On 29/07/12 09:13, Laurent Pellegrino wrote:
Hello all,
I have a transactional TDB instance which is running and receiving
frequently new quadruples to insert. I would like to count
periodically the number of named graphs and quadruples contained by
this instance. The simplest solution would be certainly to redeploy a
new version that maintain the number of quadruples received in an
instance field but I want to avoid to deploy a new version. Thus, my
idea was to use the tdbstats command but it seems that it can not
provide stats on all the named graphs. Finally I have written a small
application that query all the quadruples and iterate over them [1].
However, when I run it on a dataset which is already used by an
another instance of Jena TDB I get the following exception:
Exception in thread "main" java.lang.UnsupportedOperationException: Quad:
subject cannot be null
at com.hp.hpl.jena.sparql.core.Quad.<init>(Quad.java:60)
at com.hp.hpl.jena.tdb.lib.TupleLib.quad(TupleLib.java:164)
at com.hp.hpl.jena.tdb.lib.TupleLib.quad(TupleLib.java:155)
at com.hp.hpl.jena.tdb.lib.TupleLib.access$100(TupleLib.java:45)
at com.hp.hpl.jena.tdb.lib.TupleLib$4.convert(TupleLib.java:89)
at com.hp.hpl.jena.tdb.lib.TupleLib$4.convert(TupleLib.java:85)
at org.openjena.atlas.iterator.Iter$4.next(Iter.java:301)
at org.bitbucket.lp.tdbstats.Main.main(Main.java:35)
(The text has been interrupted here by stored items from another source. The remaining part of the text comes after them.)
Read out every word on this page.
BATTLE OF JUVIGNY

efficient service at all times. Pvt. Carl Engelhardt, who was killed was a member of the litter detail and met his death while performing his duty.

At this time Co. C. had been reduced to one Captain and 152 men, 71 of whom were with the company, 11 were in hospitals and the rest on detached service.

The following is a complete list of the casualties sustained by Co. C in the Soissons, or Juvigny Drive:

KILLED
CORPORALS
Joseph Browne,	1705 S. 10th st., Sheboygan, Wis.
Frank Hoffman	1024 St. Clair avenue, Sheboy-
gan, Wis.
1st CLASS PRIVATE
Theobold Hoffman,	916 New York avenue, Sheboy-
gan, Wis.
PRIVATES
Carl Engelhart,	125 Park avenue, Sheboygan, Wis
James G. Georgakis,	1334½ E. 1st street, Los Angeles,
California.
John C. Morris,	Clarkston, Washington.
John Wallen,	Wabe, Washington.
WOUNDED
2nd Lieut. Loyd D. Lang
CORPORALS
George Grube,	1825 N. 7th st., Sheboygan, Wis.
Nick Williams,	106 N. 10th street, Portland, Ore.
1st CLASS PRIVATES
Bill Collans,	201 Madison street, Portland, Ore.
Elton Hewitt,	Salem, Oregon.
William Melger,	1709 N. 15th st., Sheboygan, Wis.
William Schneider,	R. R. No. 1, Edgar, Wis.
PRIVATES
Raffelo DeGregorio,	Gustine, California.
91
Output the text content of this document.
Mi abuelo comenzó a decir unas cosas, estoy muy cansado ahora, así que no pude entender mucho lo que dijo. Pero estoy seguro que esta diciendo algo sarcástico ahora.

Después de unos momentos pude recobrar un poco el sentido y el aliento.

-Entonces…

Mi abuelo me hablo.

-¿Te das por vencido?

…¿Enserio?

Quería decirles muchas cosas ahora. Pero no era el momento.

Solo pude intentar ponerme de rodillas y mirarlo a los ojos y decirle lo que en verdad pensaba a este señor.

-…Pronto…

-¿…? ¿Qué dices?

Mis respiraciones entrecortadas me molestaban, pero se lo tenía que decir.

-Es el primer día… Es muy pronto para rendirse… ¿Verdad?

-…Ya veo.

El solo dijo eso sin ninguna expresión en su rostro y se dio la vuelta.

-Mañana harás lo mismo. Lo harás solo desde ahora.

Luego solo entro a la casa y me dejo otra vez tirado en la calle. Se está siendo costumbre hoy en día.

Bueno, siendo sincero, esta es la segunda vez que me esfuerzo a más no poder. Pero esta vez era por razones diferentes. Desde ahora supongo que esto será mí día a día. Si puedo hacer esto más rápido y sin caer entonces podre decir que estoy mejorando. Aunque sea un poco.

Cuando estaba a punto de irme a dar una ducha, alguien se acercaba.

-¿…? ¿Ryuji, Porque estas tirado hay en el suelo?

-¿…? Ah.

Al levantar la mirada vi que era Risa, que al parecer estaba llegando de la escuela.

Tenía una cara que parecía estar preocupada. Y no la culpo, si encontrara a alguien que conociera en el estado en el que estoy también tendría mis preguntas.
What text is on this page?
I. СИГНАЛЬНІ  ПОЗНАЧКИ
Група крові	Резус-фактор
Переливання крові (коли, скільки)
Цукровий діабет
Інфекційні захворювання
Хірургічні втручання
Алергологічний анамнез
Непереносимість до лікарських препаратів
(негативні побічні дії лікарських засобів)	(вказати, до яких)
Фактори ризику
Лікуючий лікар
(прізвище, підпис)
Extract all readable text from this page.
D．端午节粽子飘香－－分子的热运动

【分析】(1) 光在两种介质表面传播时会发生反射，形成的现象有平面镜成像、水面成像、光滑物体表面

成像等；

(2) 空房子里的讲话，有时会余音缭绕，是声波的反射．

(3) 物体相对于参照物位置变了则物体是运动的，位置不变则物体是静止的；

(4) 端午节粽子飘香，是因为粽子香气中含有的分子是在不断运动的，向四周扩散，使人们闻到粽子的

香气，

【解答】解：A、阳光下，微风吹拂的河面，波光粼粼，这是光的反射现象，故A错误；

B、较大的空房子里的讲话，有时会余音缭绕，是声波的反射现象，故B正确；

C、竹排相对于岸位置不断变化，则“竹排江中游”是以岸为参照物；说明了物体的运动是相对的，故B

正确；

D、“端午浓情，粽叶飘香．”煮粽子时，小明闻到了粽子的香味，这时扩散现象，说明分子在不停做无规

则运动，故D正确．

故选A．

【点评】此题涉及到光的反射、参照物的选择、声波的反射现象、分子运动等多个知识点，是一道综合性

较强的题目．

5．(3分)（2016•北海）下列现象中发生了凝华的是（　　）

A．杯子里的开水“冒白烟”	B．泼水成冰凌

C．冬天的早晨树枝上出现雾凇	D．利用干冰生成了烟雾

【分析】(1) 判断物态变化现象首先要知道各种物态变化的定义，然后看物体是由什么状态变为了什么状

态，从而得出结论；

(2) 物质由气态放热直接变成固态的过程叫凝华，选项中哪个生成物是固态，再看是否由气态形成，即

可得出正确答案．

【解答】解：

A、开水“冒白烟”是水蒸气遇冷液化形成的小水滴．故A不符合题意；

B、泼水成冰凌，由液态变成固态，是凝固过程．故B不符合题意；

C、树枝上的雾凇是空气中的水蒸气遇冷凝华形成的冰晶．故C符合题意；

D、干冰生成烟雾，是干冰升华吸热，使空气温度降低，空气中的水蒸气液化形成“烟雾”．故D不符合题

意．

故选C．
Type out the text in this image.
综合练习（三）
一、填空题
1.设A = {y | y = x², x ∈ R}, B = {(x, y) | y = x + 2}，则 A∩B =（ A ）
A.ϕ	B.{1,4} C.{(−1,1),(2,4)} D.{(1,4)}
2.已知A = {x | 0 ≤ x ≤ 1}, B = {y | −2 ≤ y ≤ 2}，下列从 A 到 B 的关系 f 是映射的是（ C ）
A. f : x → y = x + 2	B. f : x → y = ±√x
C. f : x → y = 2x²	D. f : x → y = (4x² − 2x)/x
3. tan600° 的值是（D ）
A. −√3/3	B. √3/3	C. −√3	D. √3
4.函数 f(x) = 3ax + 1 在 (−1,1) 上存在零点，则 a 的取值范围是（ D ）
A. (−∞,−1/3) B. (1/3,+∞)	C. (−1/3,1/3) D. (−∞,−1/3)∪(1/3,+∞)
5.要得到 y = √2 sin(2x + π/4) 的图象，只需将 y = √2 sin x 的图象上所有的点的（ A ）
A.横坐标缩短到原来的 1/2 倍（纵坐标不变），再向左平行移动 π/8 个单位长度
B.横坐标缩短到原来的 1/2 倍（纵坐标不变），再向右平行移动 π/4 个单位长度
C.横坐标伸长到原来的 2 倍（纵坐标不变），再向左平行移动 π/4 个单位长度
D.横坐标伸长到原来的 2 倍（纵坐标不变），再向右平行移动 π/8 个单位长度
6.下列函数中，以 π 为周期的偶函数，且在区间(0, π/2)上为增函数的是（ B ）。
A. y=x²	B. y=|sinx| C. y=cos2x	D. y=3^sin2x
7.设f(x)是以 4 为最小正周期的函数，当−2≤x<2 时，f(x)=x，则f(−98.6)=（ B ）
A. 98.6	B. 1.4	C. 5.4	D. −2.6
I have read in the documentation that multiple applications, running
in multiple JVMs, using the same file databases is not supported. Is
it true even for a second JVM which is read-only? Does the exception
is due to concurrent access from different JVMs?
Yes - and more so with transactions.
Execute the following SPARQL command (separate thread, or over HTTP via
Fuseki):
SELECT
(Count(DISTINCT ?g) AS ?numGraphs)
(Count(*) AS ?numQuads)
WHERE
{ GRAPH ?g { ?s ?p ?o } }
this will do all the work in a single operation.
Fuseki, and SPARQL over HTTP, are effectively JDBC for SPARQL databases.
> Does the exception
> is due to concurrent access from different JVMs?
it looks like an access occurred or a transaction was fully flushed to
the database while your code was running - you seem to be seeing an
internal inconsistency whereby the index says something exists but the
node table has no record of it yet. These are different caches so can
get out of step on disk but are correct looked at from within the
controlling JVM.
Andy
[1] http://goo.gl/e7o1y
Kind Regards,
Laurent